Think of your intestinal barrier as the Great Wall of China held together by tight junctions. Now imagine the tight junctions being destroyed and the Mongols invading. It’s just like that. The facilitator in breaking apart those tight junctions? That would be the Mongol’s secret weapon: vomitoxin. And it’s not just a high dose acute exposure that leads to the gastritis and intestinal distress symptoms, chronic low-level amounts of vomitoxin can disrupt the intestinal barrier and may be a factor in IBD, celiac disease, and food allergies (8).
So when someone suspects food poisoning, maybe they should consider vomitoxin toxicity, especially if they’ve had a grain heavy meal – like pasta made from flour milled by the farm down the road. And the current fad of “gluten-free” diets – perhaps people that have GI upsets after eating wheat products are just sensitive to vomitoxin, and it has nothing to do at all with gluten.
So there we go, an around-the-world voyage in explaining vomitoxin, something I stumbled upon that made me laugh because of its name. Who knew it was something so serious? And why can’t all toxin names be self-explanatory?
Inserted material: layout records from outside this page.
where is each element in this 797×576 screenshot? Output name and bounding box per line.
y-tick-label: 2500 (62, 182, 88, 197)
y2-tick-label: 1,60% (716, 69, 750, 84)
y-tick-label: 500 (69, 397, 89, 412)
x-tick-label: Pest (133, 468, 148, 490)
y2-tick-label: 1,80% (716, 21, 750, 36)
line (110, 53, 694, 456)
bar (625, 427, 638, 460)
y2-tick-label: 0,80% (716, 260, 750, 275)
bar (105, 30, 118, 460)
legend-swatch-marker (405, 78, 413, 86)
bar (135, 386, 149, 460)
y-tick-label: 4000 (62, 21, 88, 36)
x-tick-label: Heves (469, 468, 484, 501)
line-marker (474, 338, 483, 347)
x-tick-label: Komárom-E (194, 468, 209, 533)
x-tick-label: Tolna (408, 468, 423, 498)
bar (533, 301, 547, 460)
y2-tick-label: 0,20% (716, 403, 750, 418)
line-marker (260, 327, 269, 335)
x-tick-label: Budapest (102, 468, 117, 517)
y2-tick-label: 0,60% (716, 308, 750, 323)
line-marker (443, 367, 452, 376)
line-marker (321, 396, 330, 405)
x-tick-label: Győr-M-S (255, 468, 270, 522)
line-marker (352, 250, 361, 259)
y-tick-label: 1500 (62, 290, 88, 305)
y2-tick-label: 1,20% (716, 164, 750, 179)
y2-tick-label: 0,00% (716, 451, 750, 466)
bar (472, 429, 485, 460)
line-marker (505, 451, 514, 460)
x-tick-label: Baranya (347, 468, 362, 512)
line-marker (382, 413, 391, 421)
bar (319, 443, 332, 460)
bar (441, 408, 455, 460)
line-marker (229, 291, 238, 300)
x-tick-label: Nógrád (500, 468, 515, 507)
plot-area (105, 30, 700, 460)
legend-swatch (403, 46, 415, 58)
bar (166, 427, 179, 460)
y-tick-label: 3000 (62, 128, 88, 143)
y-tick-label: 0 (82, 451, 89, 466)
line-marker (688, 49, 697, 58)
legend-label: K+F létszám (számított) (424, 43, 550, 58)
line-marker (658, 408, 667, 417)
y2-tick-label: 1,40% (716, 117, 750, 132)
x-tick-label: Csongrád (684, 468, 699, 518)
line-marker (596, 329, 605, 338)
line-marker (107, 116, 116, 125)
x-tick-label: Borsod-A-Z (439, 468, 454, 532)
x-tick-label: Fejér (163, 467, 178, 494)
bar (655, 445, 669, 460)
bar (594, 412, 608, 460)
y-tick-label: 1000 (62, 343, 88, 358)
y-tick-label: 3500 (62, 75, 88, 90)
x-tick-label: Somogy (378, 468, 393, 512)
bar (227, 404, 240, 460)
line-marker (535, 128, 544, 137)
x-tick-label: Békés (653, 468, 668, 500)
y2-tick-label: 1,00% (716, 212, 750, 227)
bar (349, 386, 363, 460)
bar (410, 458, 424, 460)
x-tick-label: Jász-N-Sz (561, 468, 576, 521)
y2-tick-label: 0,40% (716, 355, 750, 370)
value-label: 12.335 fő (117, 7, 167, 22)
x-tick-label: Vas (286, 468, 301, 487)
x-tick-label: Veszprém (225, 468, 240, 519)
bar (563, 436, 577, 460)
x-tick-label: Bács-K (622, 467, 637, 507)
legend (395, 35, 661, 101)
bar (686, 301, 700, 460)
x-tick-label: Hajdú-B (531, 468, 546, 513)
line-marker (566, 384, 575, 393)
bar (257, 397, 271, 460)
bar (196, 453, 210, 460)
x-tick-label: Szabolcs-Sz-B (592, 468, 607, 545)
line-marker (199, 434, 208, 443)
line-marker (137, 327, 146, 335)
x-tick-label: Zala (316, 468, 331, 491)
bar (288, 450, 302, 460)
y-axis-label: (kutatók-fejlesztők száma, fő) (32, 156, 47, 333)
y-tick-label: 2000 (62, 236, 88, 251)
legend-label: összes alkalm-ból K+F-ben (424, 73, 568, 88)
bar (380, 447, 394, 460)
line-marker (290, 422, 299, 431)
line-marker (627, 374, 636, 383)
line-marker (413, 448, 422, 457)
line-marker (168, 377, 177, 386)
*** [Featured homepage image of Wheat Field by Jeff Golden (CC BY-SA 2.0)] ***
1. Vesonder, R. F., A. Ciegler, and A. H. Jensen. “Isolation of the Emetic Principle from Fusarium-Infected Corn.” Applied Microbiology 26.6 (1973): 1008-1010
2. It’s true, I asked.
3. Pestka, James, and Alexa Smolinski. “Deoxynivalenol: Toxicology and Potential Effects on Humans.”Journal of Toxicology and Environmental Health, Part B 8.1 (2005): 39-69.
4. Giménez, Isabel, Jesús Blesa, Marta Herrera, and Agustín Ariño. “Effects of Bread Making and Wheat Germ Addition on the Natural Deoxynivalenol Content in Bread.” Toxins 6.1 (2014): 394-401.
5. Ji, Fang, Jianhong Xu, Xin Liu, Xianchao Yin, and Jianrong Shi. “Natural Occurrence of Deoxynivalenol and Zearalenone in Wheat from Jiangsu Province, China.” Food Chemistry 157 (2014): 393-97.
6. Sirot, Véronique, Jean-Marc Fremy, and Jean-Charles Leblanc. “Dietary Exposure to Mycotoxins and Health Risk Assessment in the Second French Total Diet Study.” Food and Chemical Toxicology52 (2013): 1-11.
7. Akbari, P., S. Braber, H. Gremmels, and P. Koelink. “Deoxynivalenol: A Trigger for Intestinal Integrity Breakdown.” The FASEB Journal 28.6 (2014): 2414-429.
8. Demeo, Mark T., Ece A. Mutlu, Ali Keshavarzian, and Mary C. Tobin. “Intestinal Permeation and Gastrointestinal Disease.” Journal of Clinical Gastroenterology 34.4 (2002): 385-96.